Mom called while K and I were on the road last night. She let me know that the exBF's mom called my Dad on his cell phone yesterday. Mom and Dad were hosting a dinner party at the time. God works in mysterious ways. Mom had some choice things to say and admitted that had she been the one on the other end of the line she would have said "Bi__h either you hang up the phone or I will". Apparently it took Dad 30 minutes to talk the woman down. From what Mom told me their conversation ressembled the voice message that his mom left me the other day. Sigh. I would like her to realize that I dated her son - just because she called me the presumptive daughter-in-law doesn't make me her daughter. I tried my best to work things out. It was never my plan to break her son's heart. I am not gleefully draging it across asphalt as she has implied. Her need to control every aspect of her children's life is disturbing to me - a choice I would not care to make. Bench yourself already woman. I feel like I should write her a letter to let her know how her actions are comming across and how I really wish that she would just allow her son and I to resolve our differences without her help.

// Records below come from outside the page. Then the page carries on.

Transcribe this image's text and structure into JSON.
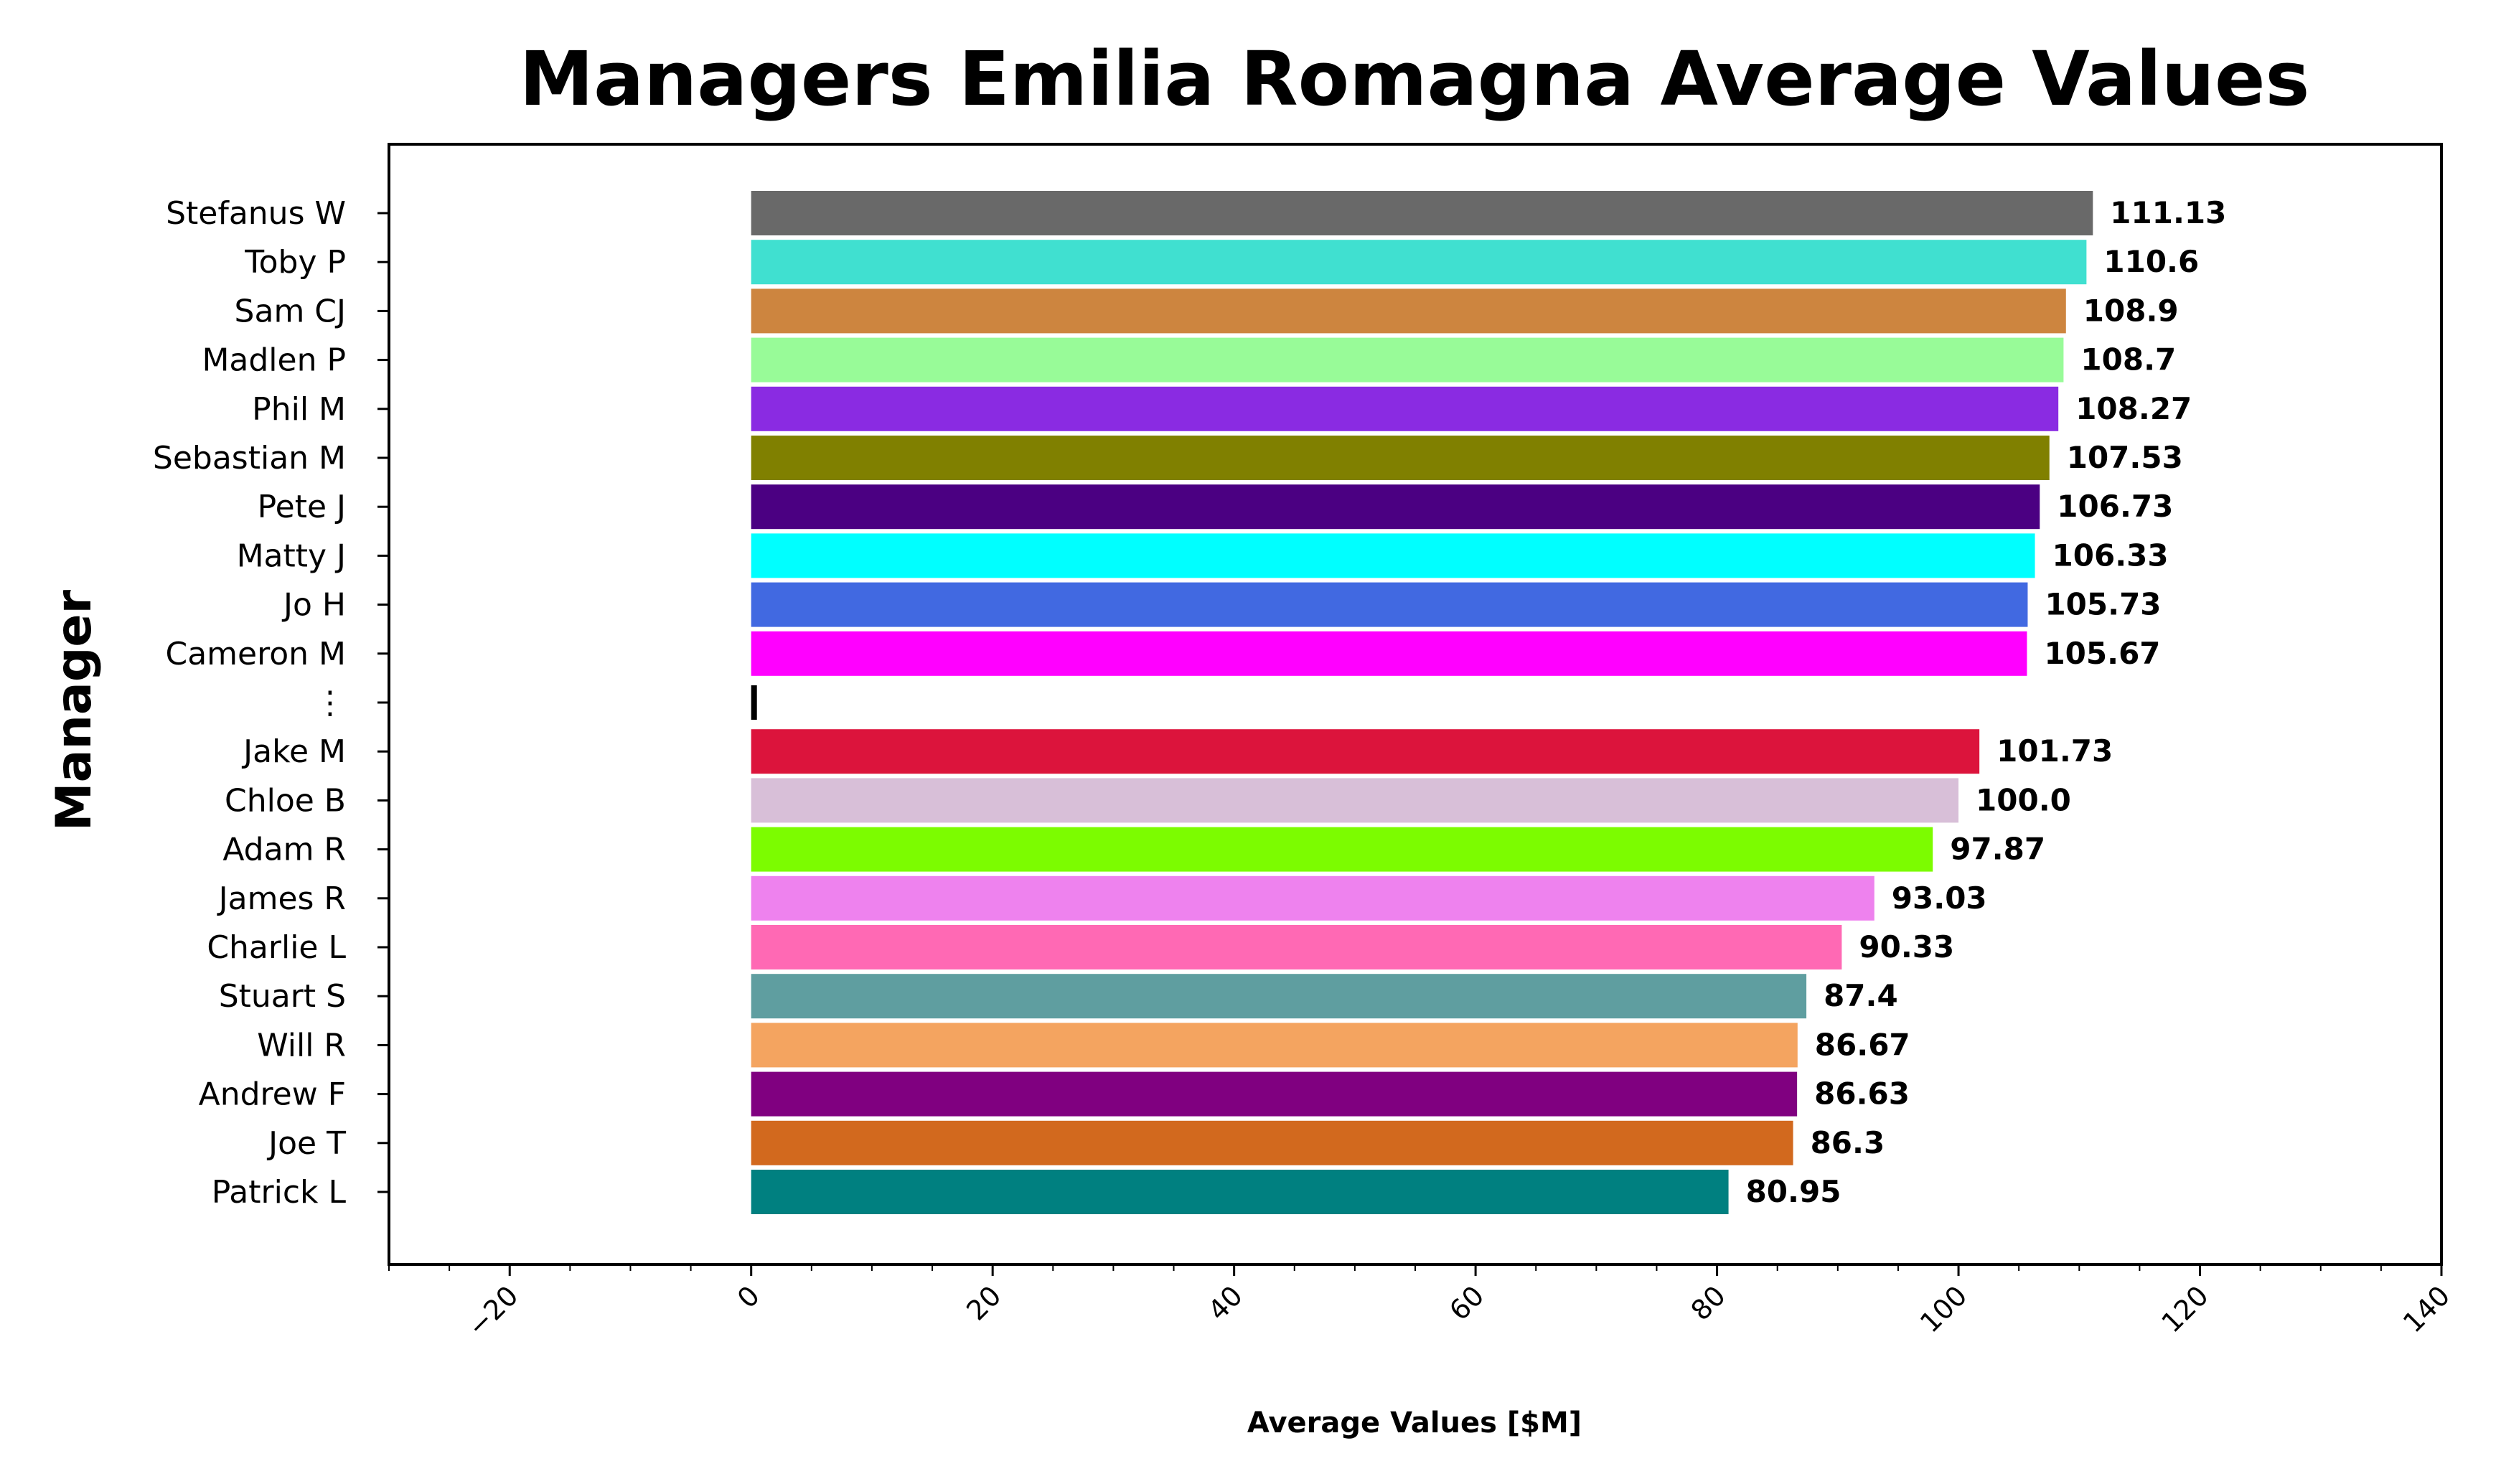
{
  "chart_data": {
    "type": "bar",
    "orientation": "horizontal",
    "title": "Managers Emilia Romagna Average Values",
    "xlabel": "Average Values [$M]",
    "ylabel": "Manager",
    "xlim": [
      -30,
      140
    ],
    "xticks": [
      -20,
      0,
      20,
      40,
      60,
      80,
      100,
      120,
      140
    ],
    "grid": false,
    "legend": "none",
    "categories": [
      "Stefanus W",
      "Toby P",
      "Sam CJ",
      "Madlen P",
      "Phil M",
      "Sebastian M",
      "Pete J",
      "Matty J",
      "Jo H",
      "Cameron M",
      "⋮",
      "Jake M",
      "Chloe B",
      "Adam R",
      "James R",
      "Charlie L",
      "Stuart S",
      "Will R",
      "Andrew F",
      "Joe T",
      "Patrick L"
    ],
    "values": [
      111.13,
      110.6,
      108.9,
      108.7,
      108.27,
      107.53,
      106.73,
      106.33,
      105.73,
      105.67,
      null,
      101.73,
      100.0,
      97.87,
      93.03,
      90.33,
      87.4,
      86.67,
      86.63,
      86.3,
      80.95
    ],
    "value_labels": [
      "111.13",
      "110.6",
      "108.9",
      "108.7",
      "108.27",
      "107.53",
      "106.73",
      "106.33",
      "105.73",
      "105.67",
      "",
      "101.73",
      "100.0",
      "97.87",
      "93.03",
      "90.33",
      "87.4",
      "86.67",
      "86.63",
      "86.3",
      "80.95"
    ],
    "colors": [
      "#696969",
      "#40e0d0",
      "#cd853f",
      "#98fb98",
      "#8a2be2",
      "#808000",
      "#4b0082",
      "#00ffff",
      "#4169e1",
      "#ff00ff",
      "#000000",
      "#dc143c",
      "#d8bfd8",
      "#7cfc00",
      "#ee82ee",
      "#ff69b4",
      "#5f9ea0",
      "#f4a460",
      "#800080",
      "#d2691e",
      "#008080"
    ]
  }
}
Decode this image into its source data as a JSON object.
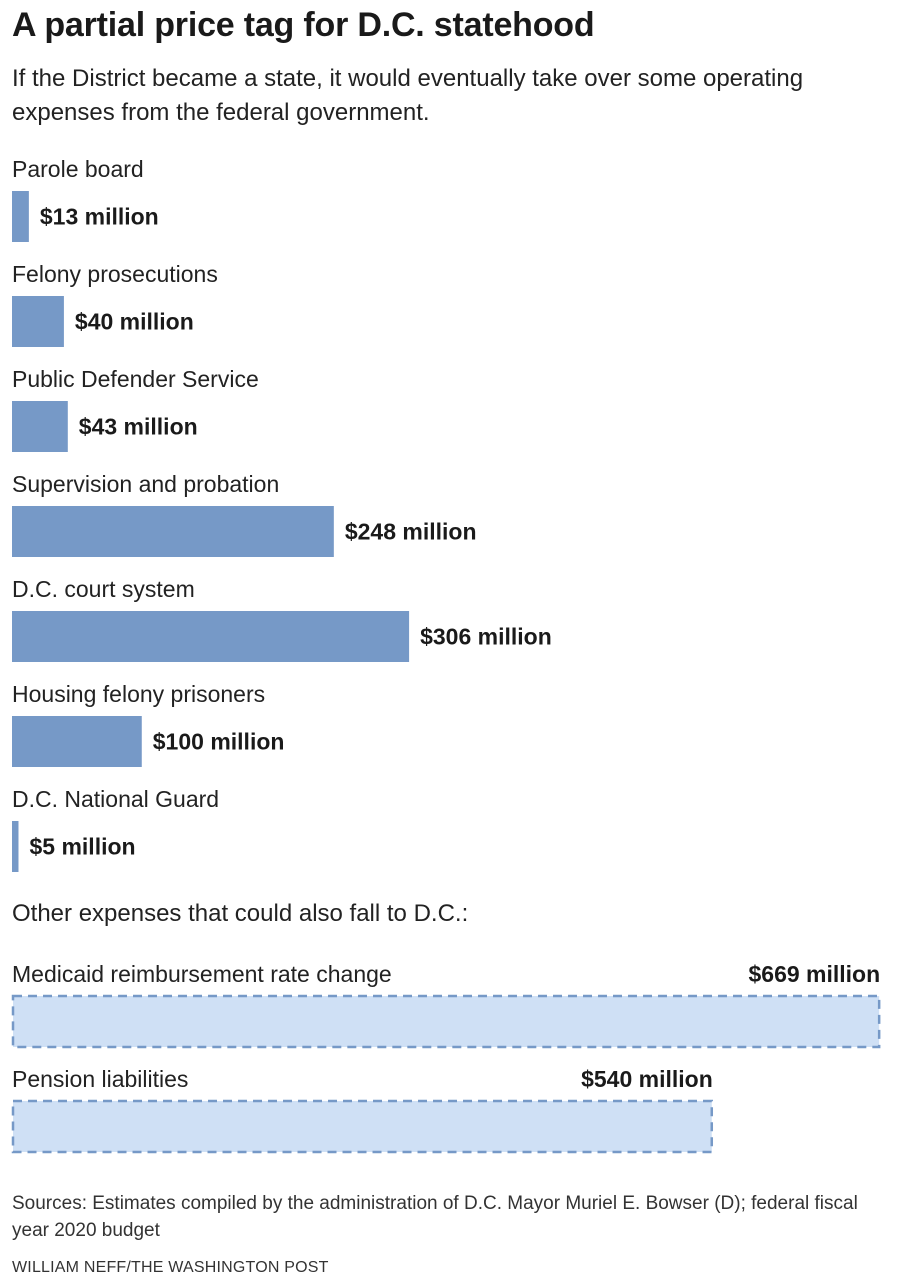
{
  "title": "A partial price tag for D.C. statehood",
  "subtitle": "If the District became a state, it would eventually take over some operating expenses from the federal government.",
  "other_heading": "Other expenses that could also fall to D.C.:",
  "source": "Sources: Estimates compiled by the administration of D.C. Mayor Muriel E. Bowser (D); federal fiscal year 2020 budget",
  "credit": "WILLIAM NEFF/THE WASHINGTON POST",
  "colors": {
    "bar": "#7699c7",
    "dashed_fill": "#cfe0f5",
    "dashed_stroke": "#7699c7"
  },
  "chart_data": [
    {
      "type": "bar",
      "orientation": "horizontal",
      "unit": "million dollars",
      "categories": [
        "Parole board",
        "Felony prosecutions",
        "Public Defender Service",
        "Supervision and probation",
        "D.C. court system",
        "Housing felony prisoners",
        "D.C. National Guard"
      ],
      "values": [
        13,
        40,
        43,
        248,
        306,
        100,
        5
      ],
      "value_labels": [
        "$13 million",
        "$40 million",
        "$43 million",
        "$248 million",
        "$306 million",
        "$100 million",
        "$5 million"
      ]
    },
    {
      "type": "bar",
      "orientation": "horizontal",
      "style": "dashed",
      "unit": "million dollars",
      "categories": [
        "Medicaid reimbursement rate change",
        "Pension liabilities"
      ],
      "values": [
        669,
        540
      ],
      "value_labels": [
        "$669 million",
        "$540 million"
      ]
    }
  ]
}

We'll see...if I do it will have to be carefully writen and well thought out.
On a good note I got my brakes fixed yesterday morning and my friend T stopped by the shop to keep me company. We haven't had much time to talk lately and it was good to catch up. When the car was ready we went out for lunch. He had his own perspective to add to my situation and helped me see where the exBF is comming from. T recently went through a break-up of his own.
With some good strong black tea in me and a conversation with one of my roommates I feel fortified for the day. It is a new day and I embrace it in all its possibilities. I am glad to be alive and grateful for the lessons that I am learning.

Saturday, November 05, 2005


pensive lil'o me Posted by Picasa

Friday, November 04, 2005

The Haircut

It's amazing how purgative getting a new haircut can be. Started growing my hair out a year ago for my sister's wedding. She married in July and now that the boy and I are through I decided I needed a change. Never fear....there's still enough left to tug on ;)

It's nice to feel the breeze on the back of my neck and oddly enough I think my posture has improved. If nothing else, my outlook is certianly improving. Photos to follow....

Bitter Fruit

And she wonders why I dumped her son. Sigh, doesn't she realize that her actions only make it easier for me to distance myself from this whole situation. As if I wanted to go back for a second helping of her poision ambrosia. Manipulation, blame, passive agression and a side of self-rightious indegnation. No thanks. I'm sick of and tired of playing nice. Don't call me any more woman.